A Jordanian air force helicopter carrying the 75-year-old leader and his entourage lifted off from the courtyard of Arafat's compound for Amman, Jordan. From there, the Palestinian leader, who is suffering from a still-undisclosed illness that led to his collapse Wednesday, was to be flown to Paris.
A frail and tottering Arafat — wearing an olive green jacket and a Russian-style fur cap — waved to chanting onlookers as he climbed aboard the aircraft.
Arafat's wife, Suha, who lives in Paris, arrived at his headquarters here Thursday, and the decision to have him receive medical care in France was announced shortly after. The couple, who have a young daughter, have mainly lived apart since the outbreak of the current Palestinian uprising, or intifada, a little more than four years ago.
Arafat has been suffering from stomach pains, fever and nausea for nearly two weeks, his aides say. On Wednesday night, he briefly lapsed into unconsciousness, according to news accounts and Palestinian officials — a development that triggered the urgent attention of a dozen doctors, and prompted senior aides to gather at the compound. On Thursday, his condition was said to have stabilized, though he remained weak and at times disoriented.
Doctors and news reports said blood tests had revealed that Arafat suffered from a low platelet count, which interferes with blood clotting. That prompted speculation he might be suffering from leukemia. More tests were needed to rule out other potential causes such as a virus or blood poisoning, members of his medical team told reporters at Arafat's headquarters, known as the Muqata.
Arafat has spent more than two years at the compound, in effect under house arrest by the Israeli government. His departure could usher in a prolonged period of political uncertainty for the Palestinians, even if his treatment is successful and he is able to return to the West Bank.
"This is the end of an era," said Israeli TV's leading Arab-affairs commentator, Oded Granot. "Now begins the twilight time, which could be long or short . The Palestinians will have to get used to a new reality, one without Arafat, and this is a radical change."
Arafat has never designated a successor. Three lieutenants, including Prime Minister Ahmed Korei, have been authorized to handle day-to-day affairs as necessary while he is ill, but have not been granted any wider powers.
Israeli officials have been saying little about the Palestinian leader's condition, but have been having intensive talks about the potential repercussions if Arafat were to die or be forced by ill health to give up his duties. Israeli news reports have said the thinking on the part of the Israeli government is that even if Arafat recovers sufficiently to return, his powers have already been significantly eroded and he will no longer wield his previous influence.
Palestinians, too, have held a series of consultations, but are being very careful to avoid speculating about what would happen if Arafat did not recover. Any public mention of the Palestinian leader dying or being incapacitated is taboo.
Although the Palestinian Authority president was reported to have spent much of Thursday sleeping, he sat for photographs and videotapes shot inside his compound. Surrounded by doctors and aides and clad in pale-blue pajamas and a dark stocking cap — one of the rare times in public he has not worn his trademark military fatigues and checkered kaffiyeh headdress — Arafat grinned broadly for the cameras and clasped his doctors' hands, but appeared very pale and shrunken.
The Palestinian leader's personal doctor, Ashraf Kurdi, told reporters that Arafat was in no immediate danger and was in good condition and high spirits.
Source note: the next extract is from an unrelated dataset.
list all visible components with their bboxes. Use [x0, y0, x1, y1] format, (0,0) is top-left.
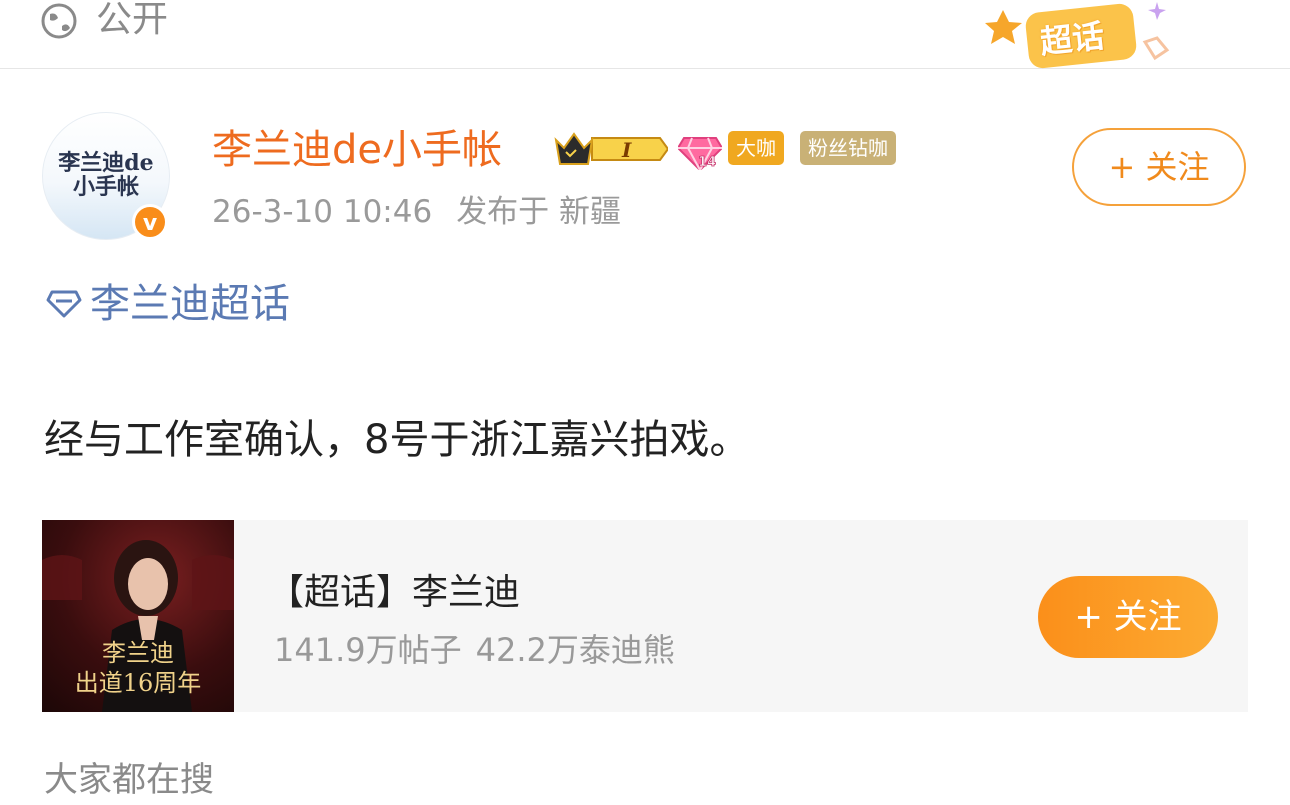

In a policy reversal, Israeli Prime Minister Ariel Sharon promised that Arafat could return to his compound after medical treatment. Previously, Israel had not physically prevented the Palestinian leader from leaving but threatened to demolish the compound if he did. Arafat's Gaza Strip headquarters was destroyed earlier in the conflict.
Israel characterized the granting of permission for Arafat to travel as a humanitarian gesture. "Israel will not impose any restrictions" on Arafat's return to the West Bank after treatment, said Raanan Gissin, an aide to Sharon.
Although Arafat's readmission to the West Bank has been an issue in the past, the current situation is different, State Department spokesman Richard Boucher said in Washington.
"These are not political matters. The gentleman is very ill. We hope he gets the medical care he needs to return to health," Boucher said.
The cause of Arafat's infirmity remains unclear. Those close to him have blamed his fever and nausea on the flu or a bout with gallstones. But medical officials say far more serious ailments might be responsible.